Archives pour la catégorie CNT Besançon

[Besançon] Résumé de la manifestation du 16 novembre

Le 16 novembre, un peu moins de 500 personnes ont répondu à l’appel d’une journée de grève et de manifestation interprofessionnelle par l’intersyndicale (FO, CGT et SUD) contre les ordonnances Macron, qui précarisent encore un peu plus nos vies.
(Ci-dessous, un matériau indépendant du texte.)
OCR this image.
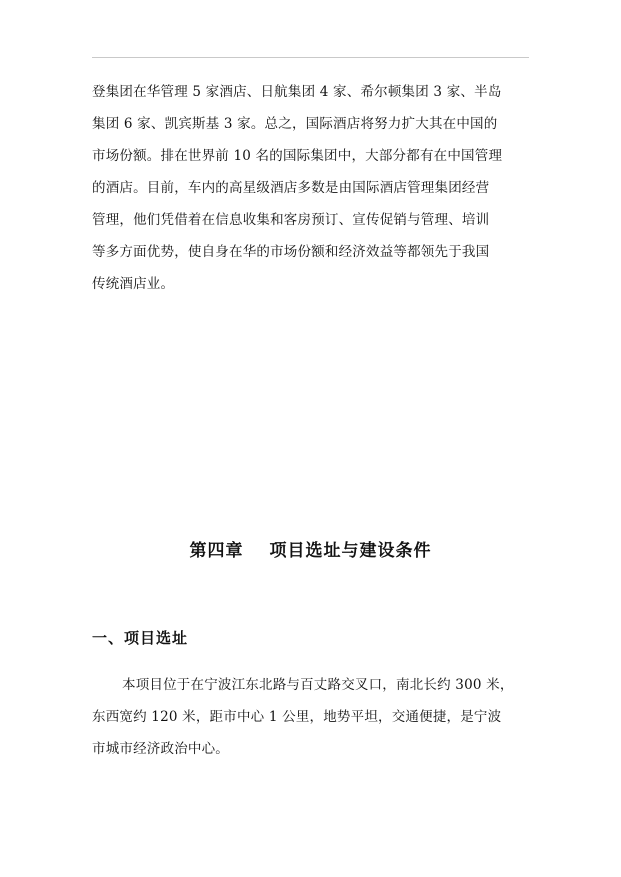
登集团在华管理 5 家酒店、日航集团 4 家、希尔顿集团 3 家、半岛
集团 6 家、凯宾斯基 3 家。总之，国际酒店将努力扩大其在中国的
市场份额。排在世界前 10 名的国际集团中，大部分都有在中国管理
的酒店。目前，车内的高星级酒店多数是由国际酒店管理集团经营
管理，他们凭借着在信息收集和客房预订、宣传促销与管理、培训
等多方面优势，使自身在华的市场份额和经济效益等都领先于我国
传统酒店业。
第四章 项目选址与建设条件
一、项目选址
本项目位于在宁波江东北路与百丈路交叉口，南北长约 300 米，
东西宽约 120 米，距市中心 1 公里，地势平坦，交通便捷，是宁波
市城市经济政治中心。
Le rassemblement était fixé à 11h place Flore.
Après ce rassemblement timide qui peinait à même bloquer le tram, la manifestation s’est élancée vers la permanence du député LREM, Eric Alauzet, en vue de la murer.
Les étudiants accompagnés de quelques libertaires derrière une banderole « on veut une vie riche pas une vie de riche » n’ont pu que constater l’épais cordon de policiers qui protégeait la cossue bâtisse cible de l’action éventée.
Les syndicalistes ont tout de même érigé symboliquement un mur à quelques mètres de la porte sur lequel ils ont écrit « la honte ».
Il n’y a pas de quoi être fier, en effet, du manque de mobilisation, de créativité, de conviction, mais la manifestation s’est déroulée tout de même, pour un retour calme et rapide place Flore et une dispersion sans conviction.
A l’avenir, il est plus que nécessaire de construire un mouvement par la base, en construisant la lutte depuis nos lieux de travail et d’étude, sans se contenter des journées de grève décrétées par les centrales.

Rappelons que l’État et le patronat ne comprennent qu’un seul langage : Grève, blocage, sabotage !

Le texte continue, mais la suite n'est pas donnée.